The book reviews of UK children's author, Brian Keaney
A Spool Of Blue Thread is a portrait of the complicated web of idiosyncrasies, expectations, disappointments and duties that make up the life of an extended family. There are a great many characters but they are all beautifully observed and their well-meaning but hopelessly near-sighted struggle to deal with the decline of their aging parents feels somehow emblematic of American society.
There is a great deal of delightfully-handled ensemble writing here. The dialogue switches back and forth between the characters with all the rapidity and apparent randomness of real life but each individual's conversation is carefully built up out of habits of speech, patterns of behaviour, conscious or unconscious role-playing.
So that when those roles finally begin to break down under the stress of a death in the family, it comes as quite a shock. It also feels very real. Here are people who have grown tired of personalities they have created for themselves in response to the behaviour of their family and who suddenly feel the need to re-evaluate themselves.

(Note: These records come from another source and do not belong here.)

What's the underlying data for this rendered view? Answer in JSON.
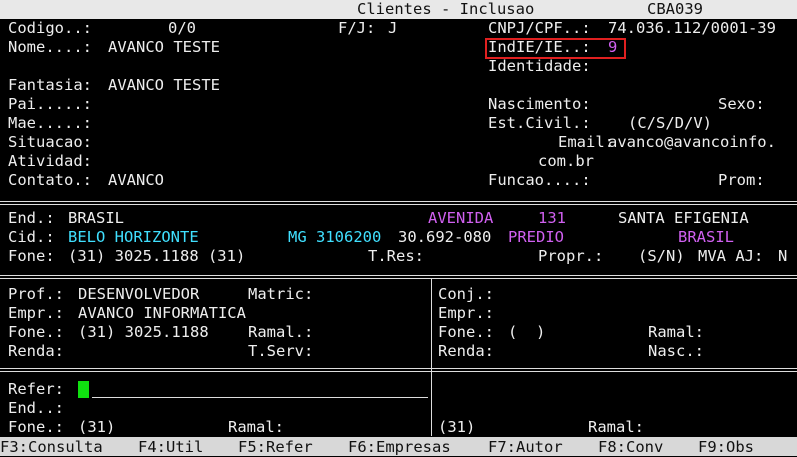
{
  "title": {
    "text": "Clientes - Inclusao",
    "code": "CBA039"
  },
  "header": {
    "codigo_label": "Codigo..:",
    "codigo_value": "0/0",
    "fj_label": "F/J:",
    "fj_value": "J",
    "cnpj_label": "CNPJ/CPF..:",
    "cnpj_value": "74.036.112/0001-39",
    "nome_label": "Nome....:",
    "nome_value": "AVANCO TESTE",
    "indie_label": "IndIE/IE..:",
    "indie_value": "9",
    "identidade_label": "Identidade:",
    "fantasia_label": "Fantasia:",
    "fantasia_value": "AVANCO TESTE",
    "pai_label": "Pai.....:",
    "nascimento_label": "Nascimento:",
    "sexo_label": "Sexo:",
    "mae_label": "Mae.....:",
    "estcivil_label": "Est.Civil.:",
    "estcivil_hint": "(C/S/D/V)",
    "situacao_label": "Situacao:",
    "email_label": "Email:",
    "email_value_1": "avanco@avancoinfo.",
    "email_value_2": "com.br",
    "atividade_label": "Atividad:",
    "contato_label": "Contato.:",
    "contato_value": "AVANCO",
    "funcao_label": "Funcao....:",
    "prom_label": "Prom:"
  },
  "address": {
    "end_label": "End.:",
    "end_value": "BRASIL",
    "tipo": "AVENIDA",
    "numero": "131",
    "bairro": "SANTA EFIGENIA",
    "cid_label": "Cid.:",
    "cid_value": "BELO HORIZONTE",
    "uf_ibge": "MG 3106200",
    "cep": "30.692-080",
    "complemento": "PREDIO",
    "pais": "BRASIL",
    "fone_label": "Fone:",
    "fone_value": "(31) 3025.1188 (31)",
    "tres_label": "T.Res:",
    "propr_label": "Propr.:",
    "propr_hint": "(S/N)",
    "mva_label": "MVA AJ:",
    "mva_value": "N"
  },
  "professional": {
    "prof_label": "Prof.:",
    "prof_value": "DESENVOLVEDOR",
    "matric_label": "Matric:",
    "empr_label": "Empr.:",
    "empr_value": "AVANCO INFORMATICA",
    "fone_label": "Fone.:",
    "fone_value": "(31) 3025.1188",
    "ramal_label": "Ramal.:",
    "renda_label": "Renda:",
    "tserv_label": "T.Serv:"
  },
  "spouse": {
    "conj_label": "Conj.:",
    "empr_label": "Empr.:",
    "fone_label": "Fone.:",
    "fone_value": "(  )",
    "ramal_label": "Ramal:",
    "renda_label": "Renda:",
    "nasc_label": "Nasc.:"
  },
  "reference": {
    "refer_label": "Refer:",
    "end_label": "End..:",
    "fone_label": "Fone.:",
    "fone_value": "(31)",
    "ramal_label": "Ramal:",
    "right_fone_value": "(31)",
    "right_ramal_label": "Ramal:"
  },
  "fkeys": [
    "F3:Consulta",
    "F4:Util",
    "F5:Refer",
    "F6:Empresas",
    "F7:Autor",
    "F8:Conv",
    "F9:Obs"
  ]
}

As with the rest of Anne Tyler's oeuvre, that need to understand yourself both within and outside your family lies at the heart of the work and in this novel she has perhaps explored it at least as well, if not better, than in any other. Her vision of individuals as both endearing and irritating feels entirely true to experience. For me, what this books displays, most of all, is Anne Tyler's consummate craftsmanship and her abiding humanity.